Настена с трудом помнила себя. Все, что она сейчас говорила, все, что видела и слышала, происходило в каком-то глубоком и глухом оцепенении, когда обмирают и немеют все чувства и когда человек существует словно бы не своей, словно бы подключенной со стороны, аварийной жизнью. В таких случаях страх, боль, удивление, озарение наступают позже, а до тех пор, пока человек придет в себя, в нем несет охранную службу трезвый, прочный и почти бесчувственный механизм. Настена отвечала и слабой, отстранившейся своей памятью сама же не понимала, как может она обходиться этими случайными и пресными, ничего не выражающими словами – после трех с половиной лет разлуки, когда любой день грозил быть последним, и после того, что, оборвав этот срок, свалилось на них теперь?! Она не понимала, почему сидит без движения, когда надо было бы, наверное, что-то делать – хоть обнять на первый раз и приветить мужа, встречу с которым голубила чуть не каждую ночь. Надо бы… но она продолжала сидеть как во сне, когда видишь себя лишь со стороны и не можешь собой распорядиться, а только ждешь, что будет дальше. Да и вся эта встреча – в бане среди ночи, отчаянной украдкой, не имея возможности взглянуть друг другу в лицо, а только, как слепым, угадывать друг друга, с горьким и почти бессознательным шепотом, с настороженностью и страхом, – вся эта встреча выходила чересчур неправдашней, бессильной, пригрезившейся в дурном забытьи, которое канет прочь с первым же светом. Не может быть, чтобы она осталась на завтра, на послезавтра, навсегда, потянула за собой и другие, столь же мучительные и несчастные встречи.

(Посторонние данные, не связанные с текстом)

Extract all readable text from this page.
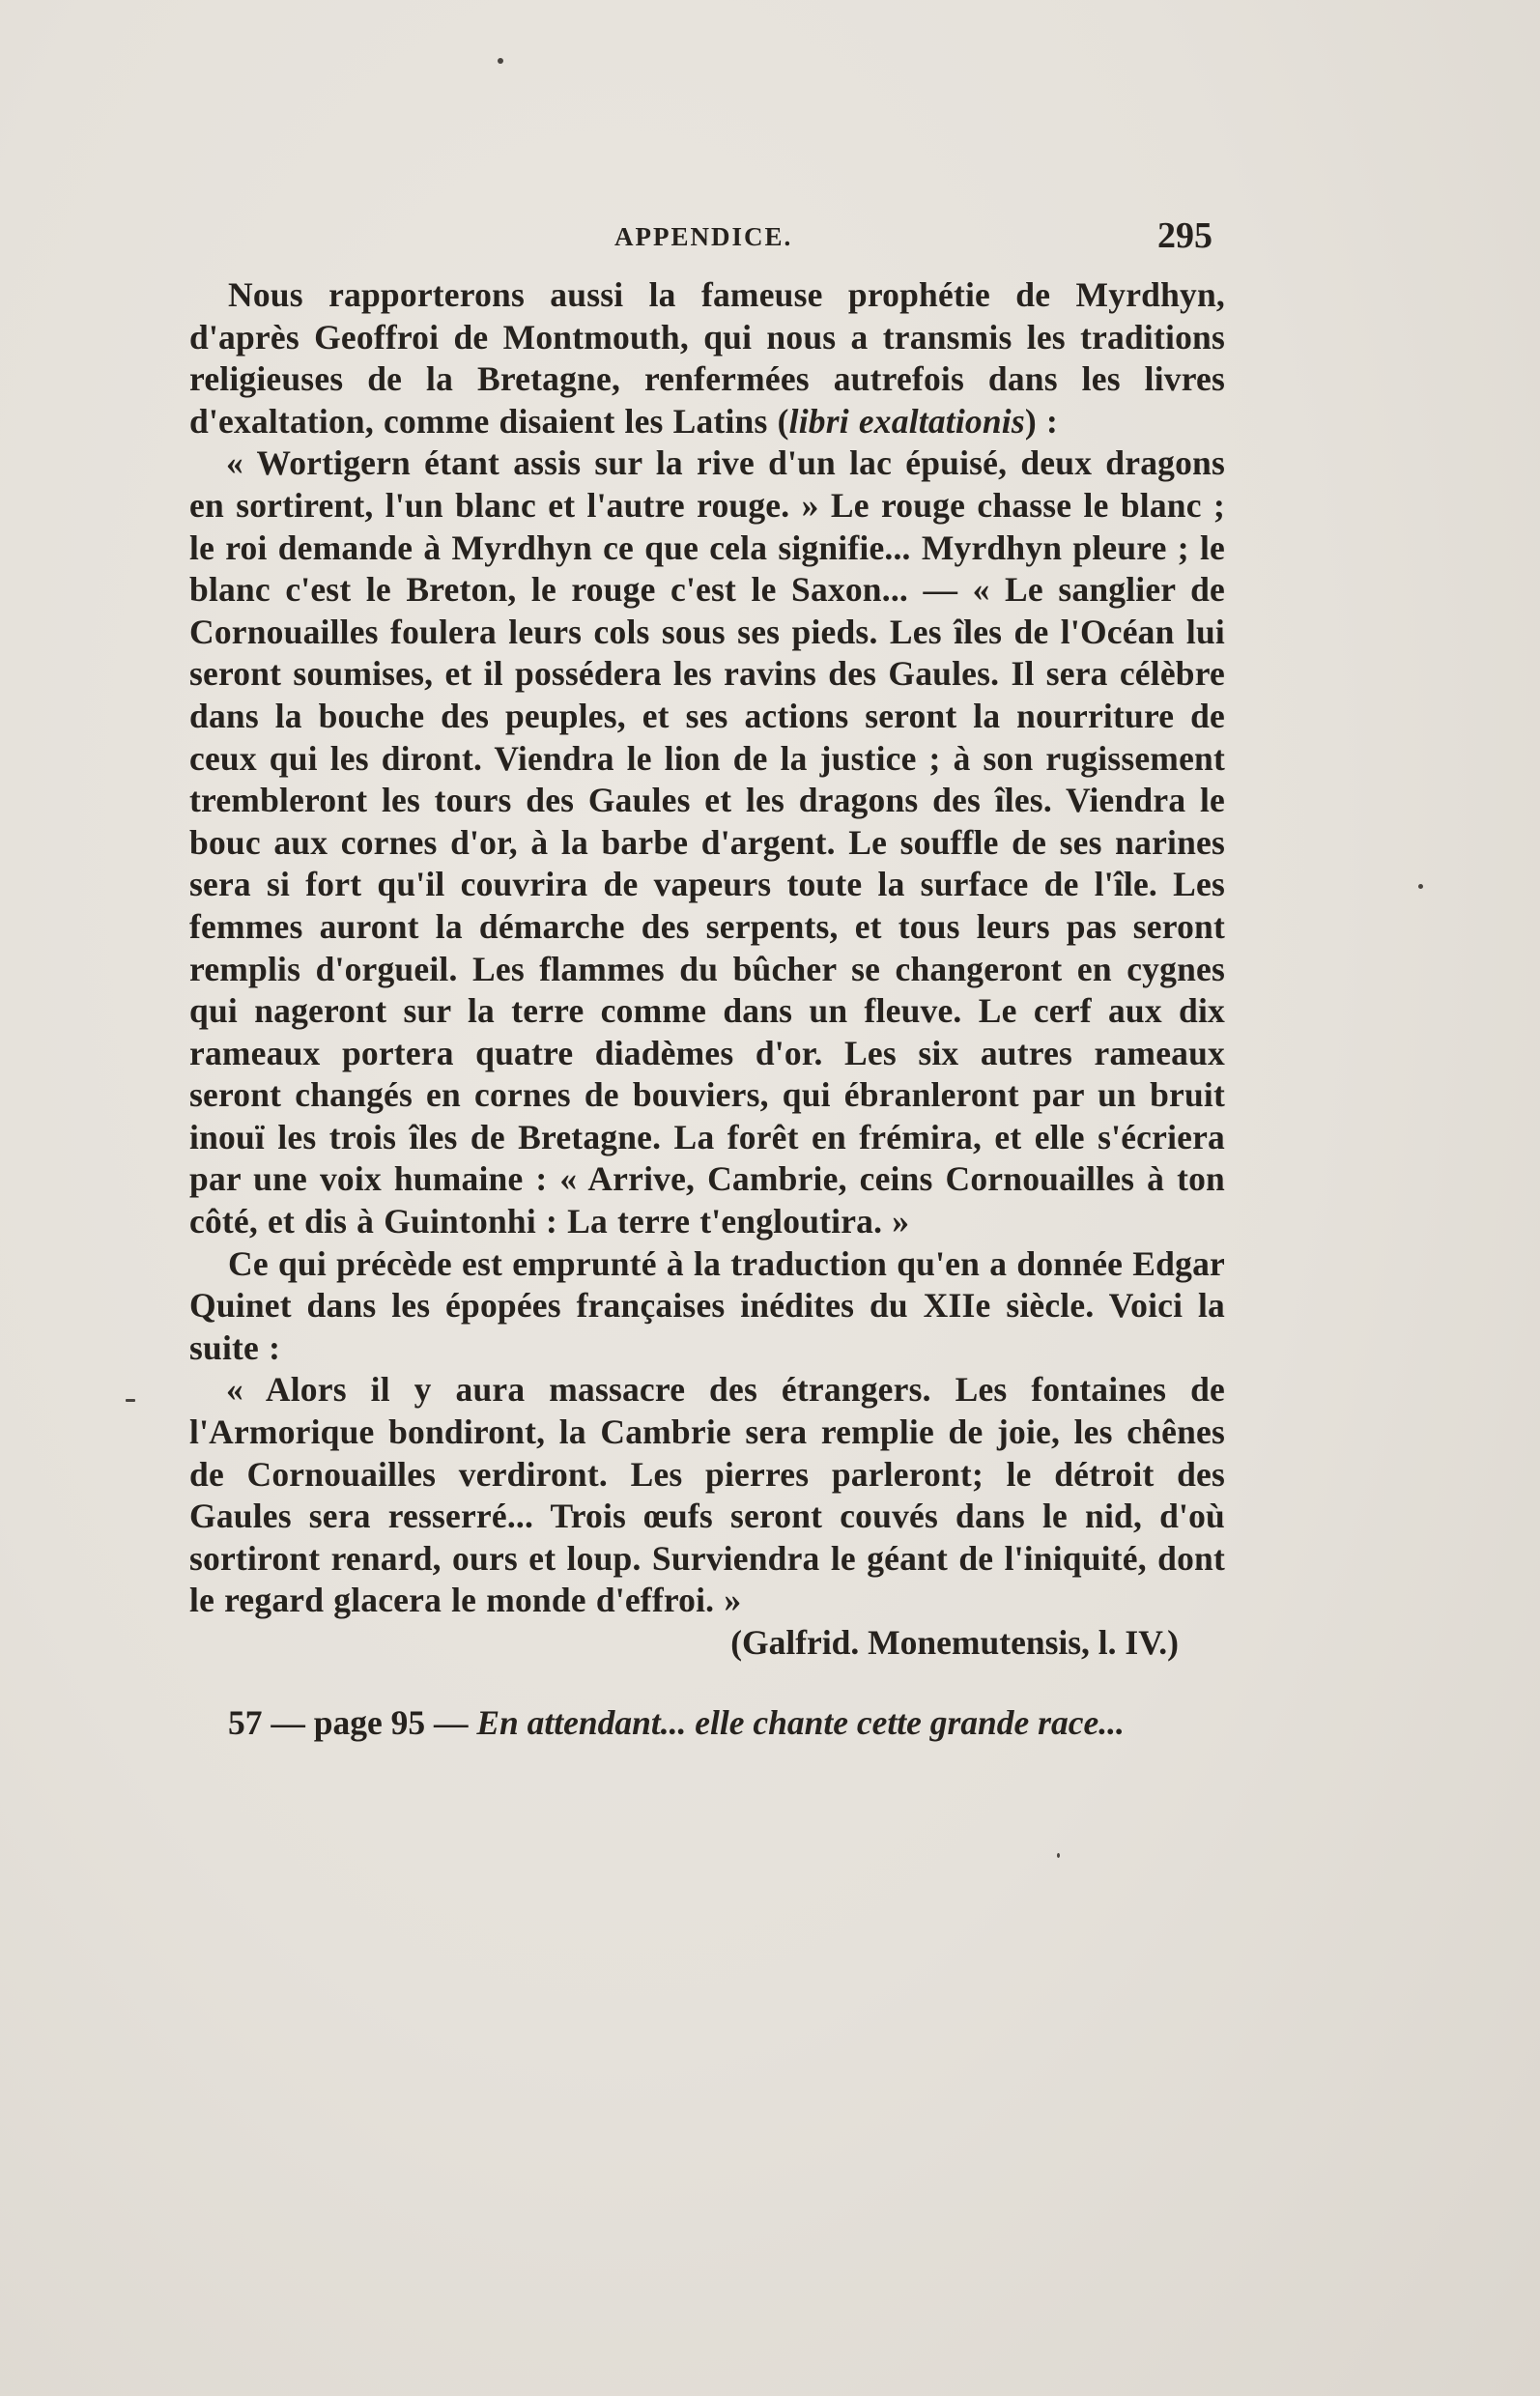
APPENDICE.	295

Nous rapporterons aussi la fameuse prophétie de Myrdhyn, d'après Geoffroi de Montmouth, qui nous a transmis les traditions religieuses de la Bretagne, renfermées autrefois dans les livres d'exaltation, comme disaient les Latins (libri exaltationis) :

« Wortigern étant assis sur la rive d'un lac épuisé, deux dragons en sortirent, l'un blanc et l'autre rouge. » Le rouge chasse le blanc ; le roi demande à Myrdhyn ce que cela signifie... Myrdhyn pleure ; le blanc c'est le Breton, le rouge c'est le Saxon... — « Le sanglier de Cornouailles foulera leurs cols sous ses pieds. Les îles de l'Océan lui seront soumises, et il possédera les ravins des Gaules. Il sera célèbre dans la bouche des peuples, et ses actions seront la nourriture de ceux qui les diront. Viendra le lion de la justice ; à son rugissement trembleront les tours des Gaules et les dragons des îles. Viendra le bouc aux cornes d'or, à la barbe d'argent. Le souffle de ses narines sera si fort qu'il couvrira de vapeurs toute la surface de l'île. Les femmes auront la démarche des serpents, et tous leurs pas seront remplis d'orgueil. Les flammes du bûcher se changeront en cygnes qui nageront sur la terre comme dans un fleuve. Le cerf aux dix rameaux portera quatre diadèmes d'or. Les six autres rameaux seront changés en cornes de bouviers, qui ébranleront par un bruit inouï les trois îles de Bretagne. La forêt en frémira, et elle s'écriera par une voix humaine : « Arrive, Cambrie, ceins Cornouailles à ton côté, et dis à Guintonhi : La terre t'engloutira. »

Ce qui précède est emprunté à la traduction qu'en a donnée Edgar Quinet dans les épopées françaises inédites du XIIe siècle. Voici la suite :

« Alors il y aura massacre des étrangers. Les fontaines de l'Armorique bondiront, la Cambrie sera remplie de joie, les chênes de Cornouailles verdiront. Les pierres parleront; le détroit des Gaules sera resserré... Trois œufs seront couvés dans le nid, d'où sortiront renard, ours et loup. Surviendra le géant de l'iniquité, dont le regard glacera le monde d'effroi. »

(Galfrid. Monemutensis, l. IV.)

57 — page 95 — En attendant... elle chante cette grande race...
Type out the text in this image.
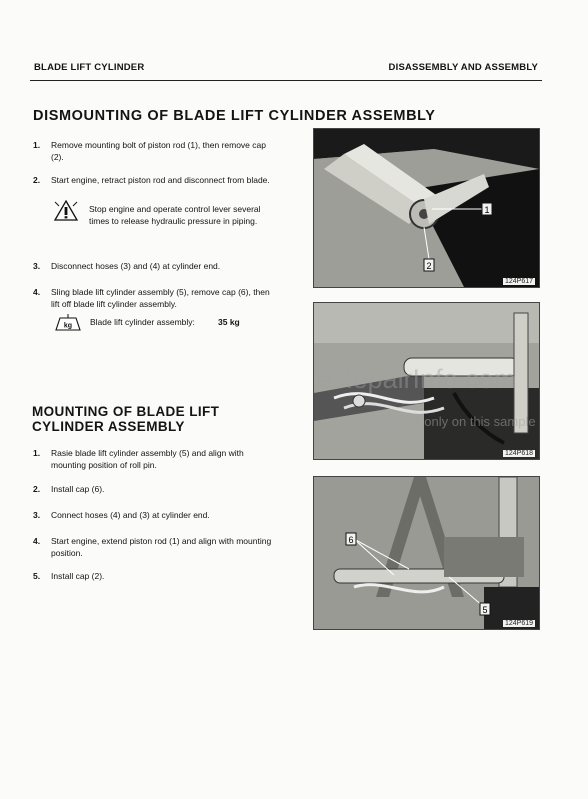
BLADE LIFT CYLINDER	DISASSEMBLY AND ASSEMBLY
DISMOUNTING OF BLADE LIFT CYLINDER ASSEMBLY
1. Remove mounting bolt of piston rod (1), then remove cap (2).
2. Start engine, retract piston rod and disconnect from blade.
Stop engine and operate control lever several times to release hydraulic pressure in piping.
3. Disconnect hoses (3) and (4) at cylinder end.
4. Sling blade lift cylinder assembly (5), remove cap (6), then lift off blade lift cylinder assembly.
kg Blade lift cylinder assembly:	35 kg
MOUNTING OF BLADE LIFT CYLINDER ASSEMBLY
1. Rasie blade lift cylinder assembly (5) and align with mounting position of roll pin.
2. Install cap (6).
3. Connect hoses (4) and (3) at cylinder end.
4. Start engine, extend piston rod (1) and align with mounting position.
5. Install cap (2).
1
2
124P617
124P618
6
5
124P619
eRepairInfo.com
watermark only on this sample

Тяжелой, подрагивающей рукой он погладил Настену по голове. Это было первое похожее на ласку прикосновение; Настена вздрогнула и сжалась, по-прежнему не зная, что делать и что говорить. Он убрал руку, спросил:

– Как вы тут хоть жили?

– Тебя ждали, – сказала она.

– Дождались. Дождали-ись. Герой с войны пришел, принимай, жена, хвастай, зови гостей.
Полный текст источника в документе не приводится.